Proposal on ZCatalogs/TextIndexes

This document tries to address some limitations of the text indexes in Zope and gives some proposals and goal how to improve ZCatalogs. The primary target of this document are the text indexes of the ZCatalog component.

Current limitations of ZCatalogs

designed for English and US-English
limited support for other languages (e.g. european languages)
limited support for other character sets (Unicode, UTF-8, ISO-8859-X)
missing NEAR search functionality
better scoring of search results (e.g. based on the location of the search words inside the document)
no stemming of words
not support for custom file formats
no/poor supporrt for searching in structured documents (XML)

Problems

The current implementation of the text indexes uses a (simple) splitter to split a document into words/tokens. The splitter uses algorithmes that are suitable for the english language but not for other languages. Usually every language must be treated different. Another problem is the handling of documents with different from ASCII. The splitter seems to have limited capabilities to handle single-byte character sets through the LOCALE system. Multi-byte character sets like UCS-2, UFT-8 can not be handled (will this limitation automatically go away when Zope will use Python 2.X with unicode support ?)

Proposed architecture

To get rid of these limitations I propose a more flexible architecture. This is mainly based on the architecture of Oracle Intermedia.

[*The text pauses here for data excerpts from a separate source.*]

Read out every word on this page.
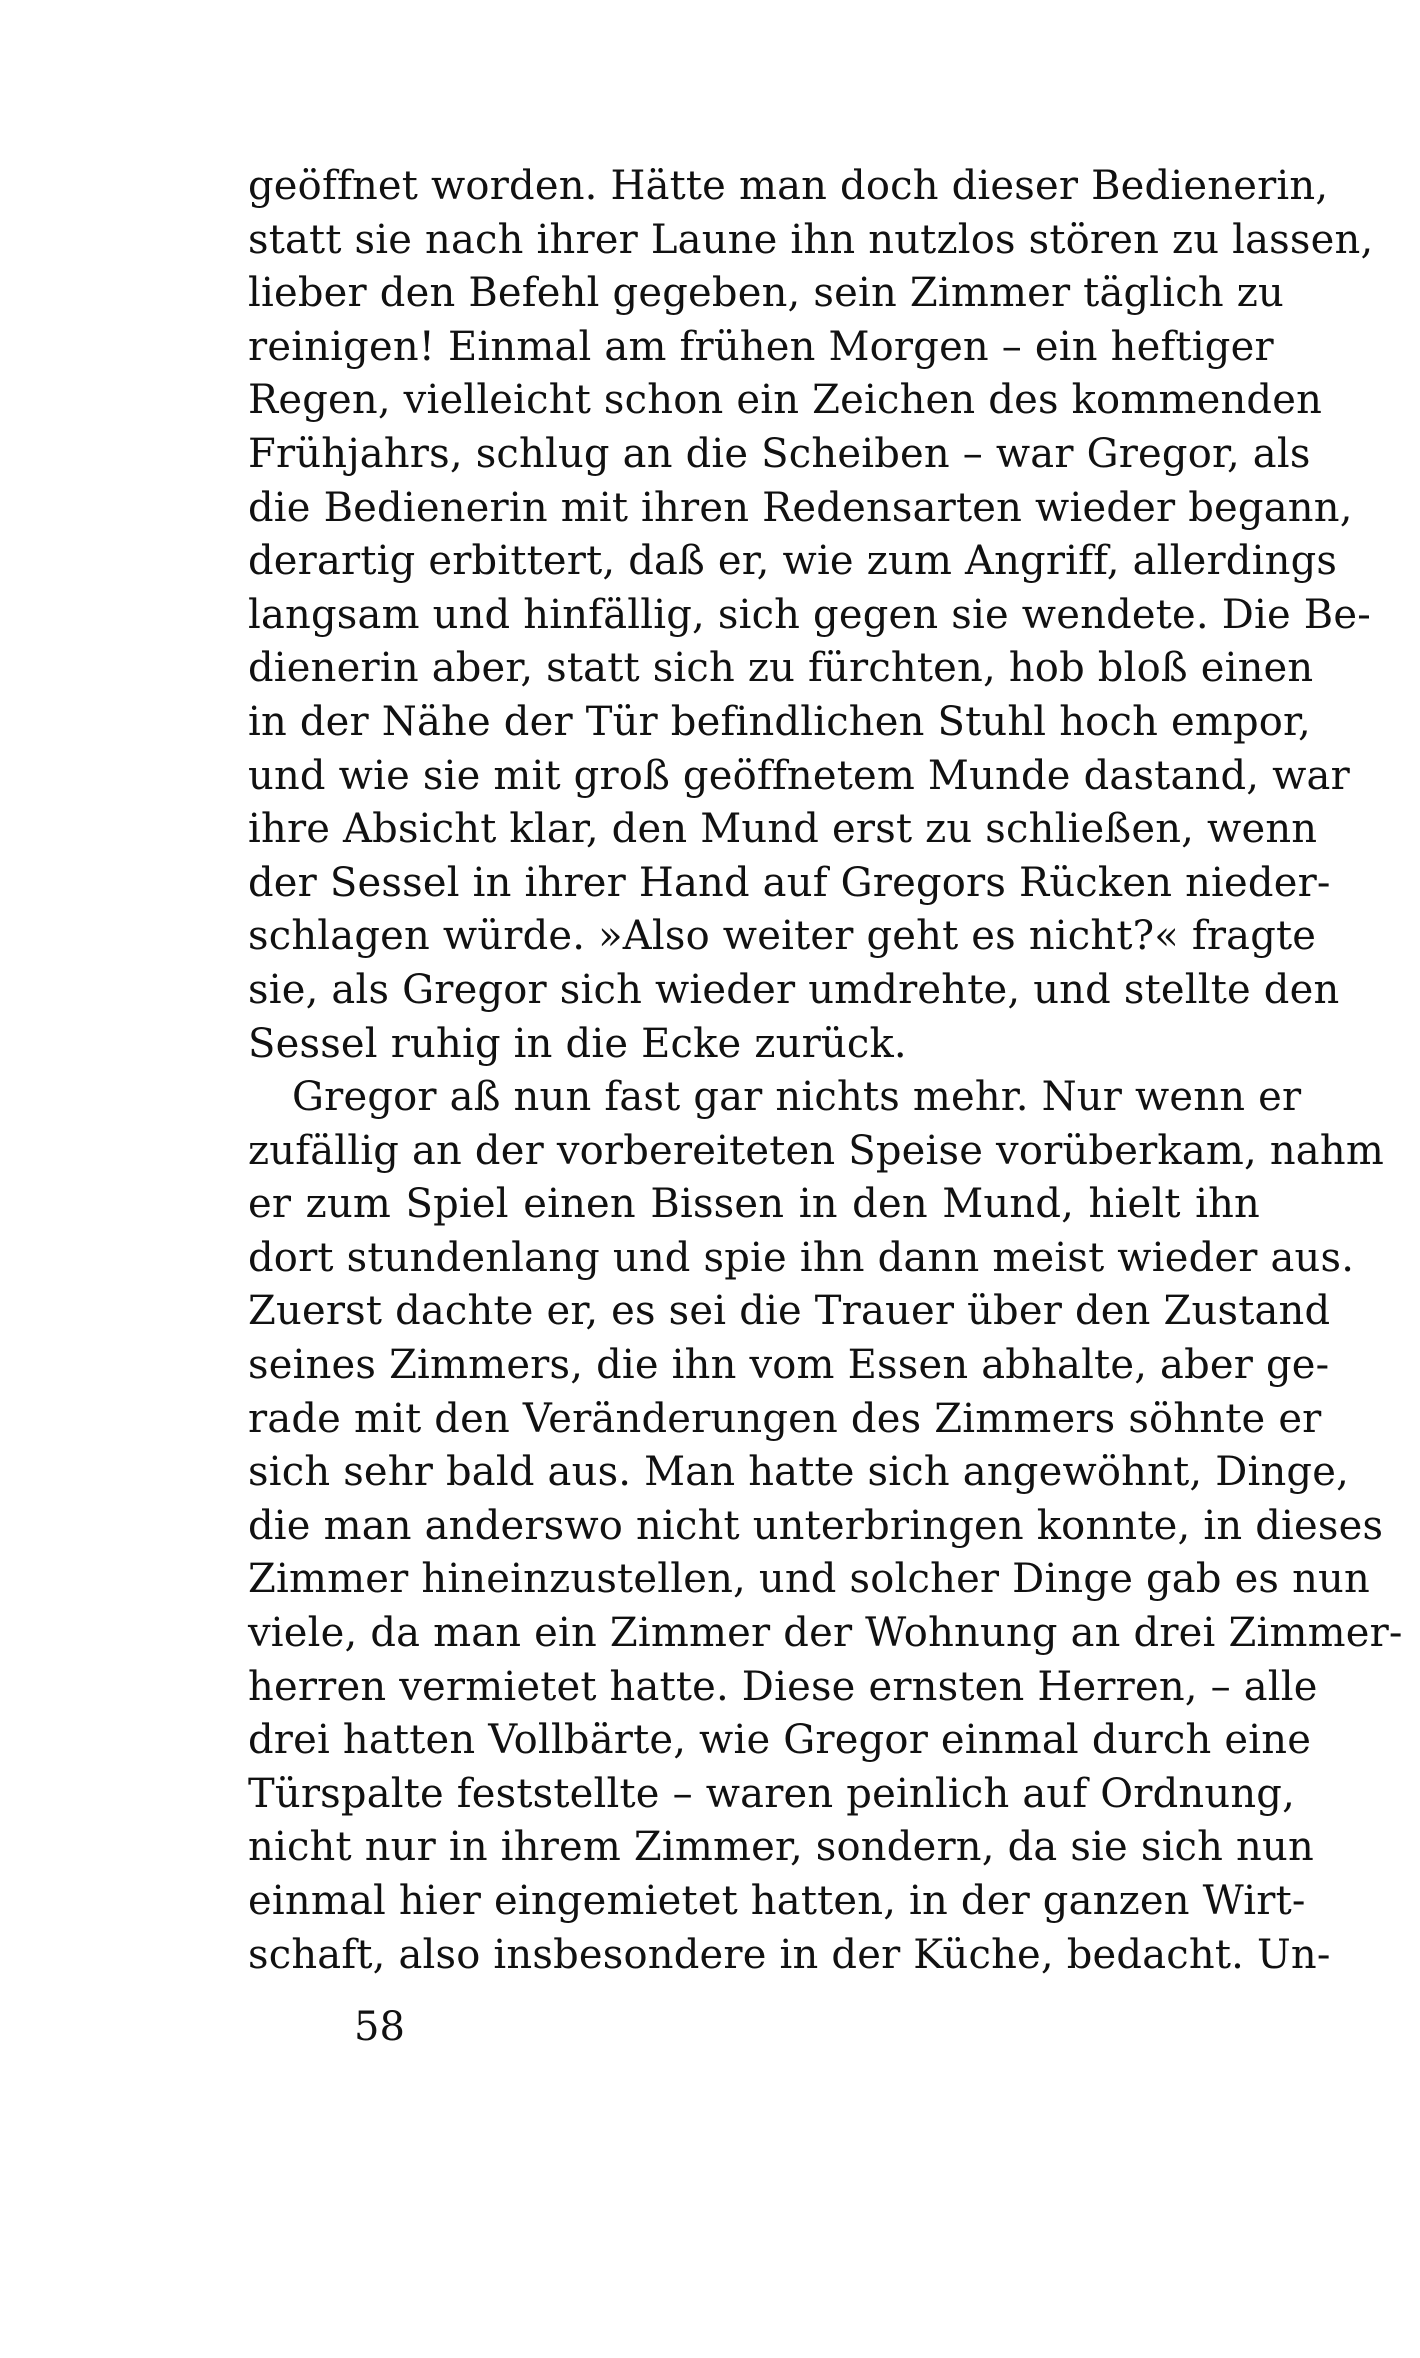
geöffnet worden. Hätte man doch dieser Bedienerin,
statt sie nach ihrer Laune ihn nutzlos stören zu lassen,
lieber den Befehl gegeben, sein Zimmer täglich zu
reinigen! Einmal am frühen Morgen – ein heftiger
Regen, vielleicht schon ein Zeichen des kommenden
Frühjahrs, schlug an die Scheiben – war Gregor, als
die Bedienerin mit ihren Redensarten wieder begann,
derartig erbittert, daß er, wie zum Angriff, allerdings
langsam und hinfällig, sich gegen sie wendete. Die Be-
dienerin aber, statt sich zu fürchten, hob bloß einen
in der Nähe der Tür befindlichen Stuhl hoch empor,
und wie sie mit groß geöffnetem Munde dastand, war
ihre Absicht klar, den Mund erst zu schließen, wenn
der Sessel in ihrer Hand auf Gregors Rücken nieder-
schlagen würde. »Also weiter geht es nicht?« fragte
sie, als Gregor sich wieder umdrehte, und stellte den
Sessel ruhig in die Ecke zurück.
Gregor aß nun fast gar nichts mehr. Nur wenn er
zufällig an der vorbereiteten Speise vorüberkam, nahm
er zum Spiel einen Bissen in den Mund, hielt ihn
dort stundenlang und spie ihn dann meist wieder aus.
Zuerst dachte er, es sei die Trauer über den Zustand
seines Zimmers, die ihn vom Essen abhalte, aber ge-
rade mit den Veränderungen des Zimmers söhnte er
sich sehr bald aus. Man hatte sich angewöhnt, Dinge,
die man anderswo nicht unterbringen konnte, in dieses
Zimmer hineinzustellen, und solcher Dinge gab es nun
viele, da man ein Zimmer der Wohnung an drei Zimmer-
herren vermietet hatte. Diese ernsten Herren, – alle
drei hatten Vollbärte, wie Gregor einmal durch eine
Türspalte feststellte – waren peinlich auf Ordnung,
nicht nur in ihrem Zimmer, sondern, da sie sich nun
einmal hier eingemietet hatten, in der ganzen Wirt-
schaft, also insbesondere in der Küche, bedacht. Un-
58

Any document treated by a text index should pass a plugable pipeline of components. Each component must be configurable with specific settings. Some components of the pipline are optional, others are mandatory

Components of the pipline:

Filter: converts the document into plain text by removing format specific stuff
Sectioner: document type specific component to extract hierarchy informations from the document. This is neccessary for searching in structured documents like XML documents to keep track of the appearance tokens into sections.
Lexer: makes a grammatical analyze of the text to find word boundaries, ends of sentences.
Splitter: takes the lexers analyze creates a list of tokens
Stemmer: reduces each token to its grammatical base form

Component specific parameters:

Filter: document type vs. automatic detection
Sectioner: type of sectioner (XML,SGML,....). The type is document specific
Lexer: input language, character set
Splitter: input language, handling of punctuation
Stemmer: language, translation sets

The creation of a text index is bound to a number of components that are used for building the index and a set of preferences of each of these components.

Problems and risks

some components require linguistic specific knowledge - some components are specific for one language (e.g. stemmer). - indexing process will be slowed down due to the increased number of components within the pipeline -

Unresolved issues

to be written

Conclusion

This proposed framework blows up the functionality and complexity of ZCatalogs. It provides an open architecture for third-party modules that provide specific functionalities that DC can not provide. Also it strongly improves the chances of Zope to be used in non-US environments. As a content management system Zope must provide a strong and flexible searching functionality.